It has indeed been my privilege to serve on the Dean’s Search Committee for the past several months. During that time I have learned a tremendous amount about the characteristics of an outstanding business school. Each Dean candidate has provided us with unique perspectives on what it will require for our business school to achieve its strategic vision.
Based upon our face-to-face meetings with eleven different candidates and multiple discussions with colleagues in both the academic and business communities, I make the following observations:
- The collective intellectual capital of a business school’s faculty is, for better or worse, the defining factor of an outstanding business school.
- Our business school must aggressively recognize and reward scholarship and the development of intellectual capital as a foundation of its success. The currency of the academic marketplace is the development of intellectual capital.
- I believe faculty in our business school have a unique opportunity to broaden the traditional definition of ‘outstanding scholarship’ and to find ways to reward faculty for the development of intellectual capital that is highly relevant to members of the business community and that furthers the ideal of ‘service to others’.
In order to take our school to the ‘next level’, the immediate challenge for the new Dean will be to work with vested constituencies (with perhaps an emphasis on our alumni) to create a broad vision that bridges the gap between the research strengths of the faculty and the greater business community. In my estimation, the entire business school community must build on this new vision to develop our resource base, to build and expand our academic programs, and to energize our classroom teaching (particularly at the graduate level).
The result of not aggressively emphasizing academic scholarship (i.e. not emphasizing the development of intellectual capital, research) is:
- Inability to effectively attract and retain faculty talent (the marketplace says that the intellectual capital of a faculty member is what most directly determines their value). This will take place in a world with a looming shortage of business PhD’s.

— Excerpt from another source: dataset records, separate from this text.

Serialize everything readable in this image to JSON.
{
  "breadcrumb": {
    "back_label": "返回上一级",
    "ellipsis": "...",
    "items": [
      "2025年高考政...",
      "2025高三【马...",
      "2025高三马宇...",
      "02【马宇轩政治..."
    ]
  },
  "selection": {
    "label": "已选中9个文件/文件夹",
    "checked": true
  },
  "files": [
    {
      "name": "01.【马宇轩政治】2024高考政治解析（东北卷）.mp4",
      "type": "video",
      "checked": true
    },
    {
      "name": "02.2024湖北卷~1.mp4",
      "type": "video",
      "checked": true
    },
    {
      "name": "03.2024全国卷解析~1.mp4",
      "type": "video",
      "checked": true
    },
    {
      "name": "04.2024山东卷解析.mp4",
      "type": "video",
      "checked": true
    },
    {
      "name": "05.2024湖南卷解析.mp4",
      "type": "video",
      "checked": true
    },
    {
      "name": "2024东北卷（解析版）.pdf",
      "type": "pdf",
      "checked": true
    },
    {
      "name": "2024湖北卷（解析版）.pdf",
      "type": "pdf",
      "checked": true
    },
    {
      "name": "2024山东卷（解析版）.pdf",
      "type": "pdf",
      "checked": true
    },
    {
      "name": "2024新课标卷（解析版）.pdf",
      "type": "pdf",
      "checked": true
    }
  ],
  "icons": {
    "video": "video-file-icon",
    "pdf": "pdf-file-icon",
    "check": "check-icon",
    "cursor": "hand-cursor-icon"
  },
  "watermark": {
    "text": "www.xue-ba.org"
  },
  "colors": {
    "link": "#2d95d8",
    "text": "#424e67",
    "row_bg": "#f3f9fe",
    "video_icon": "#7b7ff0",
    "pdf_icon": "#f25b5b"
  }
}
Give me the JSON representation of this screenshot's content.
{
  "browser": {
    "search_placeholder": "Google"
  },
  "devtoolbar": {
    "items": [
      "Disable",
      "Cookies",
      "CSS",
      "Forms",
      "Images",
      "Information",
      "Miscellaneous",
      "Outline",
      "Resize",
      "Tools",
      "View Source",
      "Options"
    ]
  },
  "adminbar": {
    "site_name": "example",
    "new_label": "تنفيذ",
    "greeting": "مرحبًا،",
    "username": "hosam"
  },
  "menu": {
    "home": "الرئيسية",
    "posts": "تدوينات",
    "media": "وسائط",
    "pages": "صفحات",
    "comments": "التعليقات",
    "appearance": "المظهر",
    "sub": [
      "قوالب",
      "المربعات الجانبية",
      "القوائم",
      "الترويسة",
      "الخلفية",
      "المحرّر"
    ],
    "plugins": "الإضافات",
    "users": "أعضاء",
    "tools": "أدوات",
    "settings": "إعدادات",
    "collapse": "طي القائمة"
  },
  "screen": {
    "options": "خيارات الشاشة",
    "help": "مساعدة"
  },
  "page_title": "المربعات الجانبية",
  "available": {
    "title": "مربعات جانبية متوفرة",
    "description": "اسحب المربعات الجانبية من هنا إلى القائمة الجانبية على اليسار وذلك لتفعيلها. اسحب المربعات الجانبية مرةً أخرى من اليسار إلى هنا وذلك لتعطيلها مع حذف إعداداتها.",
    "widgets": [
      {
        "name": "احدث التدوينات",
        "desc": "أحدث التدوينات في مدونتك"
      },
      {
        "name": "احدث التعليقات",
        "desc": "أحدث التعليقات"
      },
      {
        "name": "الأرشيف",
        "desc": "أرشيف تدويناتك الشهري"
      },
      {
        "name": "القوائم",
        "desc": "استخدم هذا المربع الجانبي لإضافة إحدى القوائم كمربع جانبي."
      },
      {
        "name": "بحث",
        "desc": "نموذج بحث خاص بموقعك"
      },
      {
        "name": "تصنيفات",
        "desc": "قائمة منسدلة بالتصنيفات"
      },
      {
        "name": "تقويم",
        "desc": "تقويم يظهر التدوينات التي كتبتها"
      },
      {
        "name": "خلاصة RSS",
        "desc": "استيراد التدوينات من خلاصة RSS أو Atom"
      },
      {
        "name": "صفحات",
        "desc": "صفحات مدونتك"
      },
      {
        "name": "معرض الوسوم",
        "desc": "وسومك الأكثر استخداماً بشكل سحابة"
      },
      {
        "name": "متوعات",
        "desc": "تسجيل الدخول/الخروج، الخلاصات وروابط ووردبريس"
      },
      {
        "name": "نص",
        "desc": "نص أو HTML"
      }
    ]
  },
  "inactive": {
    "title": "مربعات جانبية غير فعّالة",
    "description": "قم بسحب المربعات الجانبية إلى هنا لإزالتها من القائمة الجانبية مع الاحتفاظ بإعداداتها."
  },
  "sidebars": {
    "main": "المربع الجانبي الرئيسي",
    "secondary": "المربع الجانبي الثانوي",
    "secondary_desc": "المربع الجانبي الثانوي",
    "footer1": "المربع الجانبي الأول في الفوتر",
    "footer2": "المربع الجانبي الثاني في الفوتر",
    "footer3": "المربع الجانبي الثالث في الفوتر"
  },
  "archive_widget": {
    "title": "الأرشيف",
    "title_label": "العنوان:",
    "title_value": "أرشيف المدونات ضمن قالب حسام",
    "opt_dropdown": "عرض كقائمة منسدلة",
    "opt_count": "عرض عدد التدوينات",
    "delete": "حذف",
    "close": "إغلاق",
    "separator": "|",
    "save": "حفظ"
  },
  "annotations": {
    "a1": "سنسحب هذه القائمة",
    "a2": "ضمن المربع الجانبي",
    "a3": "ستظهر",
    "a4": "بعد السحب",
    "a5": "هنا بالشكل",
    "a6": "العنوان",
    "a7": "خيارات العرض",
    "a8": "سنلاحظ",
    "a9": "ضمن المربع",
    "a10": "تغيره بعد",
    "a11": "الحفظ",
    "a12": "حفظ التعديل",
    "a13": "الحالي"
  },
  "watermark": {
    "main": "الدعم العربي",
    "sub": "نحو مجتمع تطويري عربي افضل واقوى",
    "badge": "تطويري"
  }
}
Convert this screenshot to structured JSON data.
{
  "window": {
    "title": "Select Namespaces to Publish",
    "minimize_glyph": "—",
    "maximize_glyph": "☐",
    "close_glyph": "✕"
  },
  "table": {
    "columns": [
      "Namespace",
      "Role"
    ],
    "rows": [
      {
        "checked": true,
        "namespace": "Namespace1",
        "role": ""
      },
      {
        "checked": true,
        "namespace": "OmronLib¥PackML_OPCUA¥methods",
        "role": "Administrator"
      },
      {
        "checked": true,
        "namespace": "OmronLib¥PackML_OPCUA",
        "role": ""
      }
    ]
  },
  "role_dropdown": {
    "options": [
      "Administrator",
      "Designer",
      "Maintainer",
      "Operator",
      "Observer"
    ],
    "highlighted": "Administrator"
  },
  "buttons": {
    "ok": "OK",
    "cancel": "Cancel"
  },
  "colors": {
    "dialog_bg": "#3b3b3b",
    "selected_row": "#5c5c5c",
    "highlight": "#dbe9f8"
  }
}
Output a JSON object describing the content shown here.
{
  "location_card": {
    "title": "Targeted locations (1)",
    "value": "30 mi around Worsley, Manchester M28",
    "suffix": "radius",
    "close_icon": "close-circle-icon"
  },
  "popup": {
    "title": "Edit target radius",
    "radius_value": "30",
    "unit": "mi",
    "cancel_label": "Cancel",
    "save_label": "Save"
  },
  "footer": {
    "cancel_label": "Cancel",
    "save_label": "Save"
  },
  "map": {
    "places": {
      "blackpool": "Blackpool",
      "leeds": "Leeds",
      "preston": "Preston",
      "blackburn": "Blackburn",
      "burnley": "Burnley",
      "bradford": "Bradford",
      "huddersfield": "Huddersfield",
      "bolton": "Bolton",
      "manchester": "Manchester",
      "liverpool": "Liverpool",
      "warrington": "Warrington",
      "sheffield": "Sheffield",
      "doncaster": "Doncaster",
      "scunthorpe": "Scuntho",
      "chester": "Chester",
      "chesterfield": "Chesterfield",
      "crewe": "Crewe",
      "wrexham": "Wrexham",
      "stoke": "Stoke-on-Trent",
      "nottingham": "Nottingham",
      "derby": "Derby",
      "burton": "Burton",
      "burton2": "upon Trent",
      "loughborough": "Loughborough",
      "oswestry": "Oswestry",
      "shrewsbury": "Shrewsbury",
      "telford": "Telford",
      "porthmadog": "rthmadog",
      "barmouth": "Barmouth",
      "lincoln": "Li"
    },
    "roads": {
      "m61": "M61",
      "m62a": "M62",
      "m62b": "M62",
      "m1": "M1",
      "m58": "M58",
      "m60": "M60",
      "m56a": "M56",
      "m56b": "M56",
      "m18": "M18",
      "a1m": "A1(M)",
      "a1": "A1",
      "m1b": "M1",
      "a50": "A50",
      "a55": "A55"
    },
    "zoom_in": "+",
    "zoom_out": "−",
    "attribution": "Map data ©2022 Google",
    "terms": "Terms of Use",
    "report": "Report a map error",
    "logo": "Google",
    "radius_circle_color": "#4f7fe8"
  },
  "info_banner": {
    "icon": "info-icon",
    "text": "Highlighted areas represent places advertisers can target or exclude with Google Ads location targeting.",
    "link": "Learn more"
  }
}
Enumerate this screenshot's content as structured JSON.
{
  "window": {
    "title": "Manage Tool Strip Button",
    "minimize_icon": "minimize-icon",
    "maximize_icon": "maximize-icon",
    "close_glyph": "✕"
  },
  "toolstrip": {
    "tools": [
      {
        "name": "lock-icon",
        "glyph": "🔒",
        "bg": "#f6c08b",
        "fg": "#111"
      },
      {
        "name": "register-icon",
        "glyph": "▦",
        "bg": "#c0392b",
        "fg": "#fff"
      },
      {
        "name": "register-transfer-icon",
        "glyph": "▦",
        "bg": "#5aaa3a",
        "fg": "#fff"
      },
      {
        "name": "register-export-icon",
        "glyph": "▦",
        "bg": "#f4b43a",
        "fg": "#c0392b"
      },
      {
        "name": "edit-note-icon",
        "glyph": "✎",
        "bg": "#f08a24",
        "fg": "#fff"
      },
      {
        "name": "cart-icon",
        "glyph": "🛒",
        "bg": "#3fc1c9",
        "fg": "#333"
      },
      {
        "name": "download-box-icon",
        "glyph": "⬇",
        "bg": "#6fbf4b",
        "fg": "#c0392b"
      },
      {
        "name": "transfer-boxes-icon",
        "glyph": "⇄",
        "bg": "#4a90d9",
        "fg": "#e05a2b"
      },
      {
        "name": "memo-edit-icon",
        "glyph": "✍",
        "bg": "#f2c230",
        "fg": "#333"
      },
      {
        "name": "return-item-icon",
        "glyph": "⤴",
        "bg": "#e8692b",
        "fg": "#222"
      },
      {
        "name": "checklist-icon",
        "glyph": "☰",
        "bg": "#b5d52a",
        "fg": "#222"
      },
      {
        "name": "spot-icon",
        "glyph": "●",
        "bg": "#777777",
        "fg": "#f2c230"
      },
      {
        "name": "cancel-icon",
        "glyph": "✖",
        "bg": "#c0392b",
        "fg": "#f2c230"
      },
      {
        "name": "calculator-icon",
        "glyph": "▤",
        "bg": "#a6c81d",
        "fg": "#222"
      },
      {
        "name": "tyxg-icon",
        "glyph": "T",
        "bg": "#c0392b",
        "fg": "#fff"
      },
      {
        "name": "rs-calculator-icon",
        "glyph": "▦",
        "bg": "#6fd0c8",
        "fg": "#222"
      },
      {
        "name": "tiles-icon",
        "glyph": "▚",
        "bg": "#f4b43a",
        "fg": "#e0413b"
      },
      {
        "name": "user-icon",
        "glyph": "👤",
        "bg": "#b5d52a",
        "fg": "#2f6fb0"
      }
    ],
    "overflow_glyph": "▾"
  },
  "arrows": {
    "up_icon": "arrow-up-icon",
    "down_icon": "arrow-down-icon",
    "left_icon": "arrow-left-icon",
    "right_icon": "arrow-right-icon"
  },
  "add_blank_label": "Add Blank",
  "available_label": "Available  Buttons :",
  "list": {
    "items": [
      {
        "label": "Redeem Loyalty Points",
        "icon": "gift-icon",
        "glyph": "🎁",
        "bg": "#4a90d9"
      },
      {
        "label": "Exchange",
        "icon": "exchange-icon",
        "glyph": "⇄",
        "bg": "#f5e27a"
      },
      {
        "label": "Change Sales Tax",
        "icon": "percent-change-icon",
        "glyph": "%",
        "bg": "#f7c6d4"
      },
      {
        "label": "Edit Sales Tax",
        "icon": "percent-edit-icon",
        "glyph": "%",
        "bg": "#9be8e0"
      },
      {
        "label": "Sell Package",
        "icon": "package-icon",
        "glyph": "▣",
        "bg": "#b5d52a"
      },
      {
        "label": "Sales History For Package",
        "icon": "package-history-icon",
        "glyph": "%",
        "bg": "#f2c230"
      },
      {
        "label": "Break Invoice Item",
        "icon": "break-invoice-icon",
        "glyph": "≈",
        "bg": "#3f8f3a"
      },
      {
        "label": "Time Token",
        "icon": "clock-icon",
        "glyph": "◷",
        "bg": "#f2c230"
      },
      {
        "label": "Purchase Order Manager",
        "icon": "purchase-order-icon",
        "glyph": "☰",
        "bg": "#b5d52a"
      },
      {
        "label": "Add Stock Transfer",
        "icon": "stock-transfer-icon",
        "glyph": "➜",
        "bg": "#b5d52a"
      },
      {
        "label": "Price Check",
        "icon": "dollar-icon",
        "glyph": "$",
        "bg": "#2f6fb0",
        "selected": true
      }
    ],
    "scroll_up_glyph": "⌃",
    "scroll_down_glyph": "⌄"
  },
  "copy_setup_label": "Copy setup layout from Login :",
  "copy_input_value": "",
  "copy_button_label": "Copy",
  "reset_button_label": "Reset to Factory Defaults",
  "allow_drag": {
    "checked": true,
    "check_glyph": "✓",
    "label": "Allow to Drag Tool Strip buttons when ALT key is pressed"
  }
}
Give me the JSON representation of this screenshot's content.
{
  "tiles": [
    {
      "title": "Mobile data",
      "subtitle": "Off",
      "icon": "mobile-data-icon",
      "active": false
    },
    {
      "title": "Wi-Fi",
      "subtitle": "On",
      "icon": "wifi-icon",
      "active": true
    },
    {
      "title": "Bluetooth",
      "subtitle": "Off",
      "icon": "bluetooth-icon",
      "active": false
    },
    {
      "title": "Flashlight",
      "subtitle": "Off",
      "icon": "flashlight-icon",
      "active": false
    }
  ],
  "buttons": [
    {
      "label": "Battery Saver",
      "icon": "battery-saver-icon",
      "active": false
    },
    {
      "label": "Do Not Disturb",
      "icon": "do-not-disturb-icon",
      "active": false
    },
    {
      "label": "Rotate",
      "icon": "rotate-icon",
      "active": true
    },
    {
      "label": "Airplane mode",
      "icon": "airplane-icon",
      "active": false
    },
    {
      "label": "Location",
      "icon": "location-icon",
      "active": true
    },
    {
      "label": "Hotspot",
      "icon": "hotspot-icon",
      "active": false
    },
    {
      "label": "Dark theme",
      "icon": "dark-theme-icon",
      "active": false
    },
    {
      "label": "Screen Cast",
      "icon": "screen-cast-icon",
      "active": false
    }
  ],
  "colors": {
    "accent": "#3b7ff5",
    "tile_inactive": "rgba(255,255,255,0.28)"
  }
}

- MBA Program: forced to compete at the low end of the market. Why? Faculty will continue to be viewed by students merely as instructors (reactive presenters of others’ concepts) rather than being viewed as sages (proactive developers and presenters of original, peer-reviewed concepts).
- Inability to grow PhD program and attract chaired professors. There is a direct correlation between ‘top flight’ faculty, their PhD students and the academic reputation of the university. This reputation is built largely on academic scholarship.
Please do not take this memo to suggest that teaching and ‘service to others’ should be relegated to a lower status than research. Rather outstanding classroom teaching and service should be the expectation for all faculty members at our university.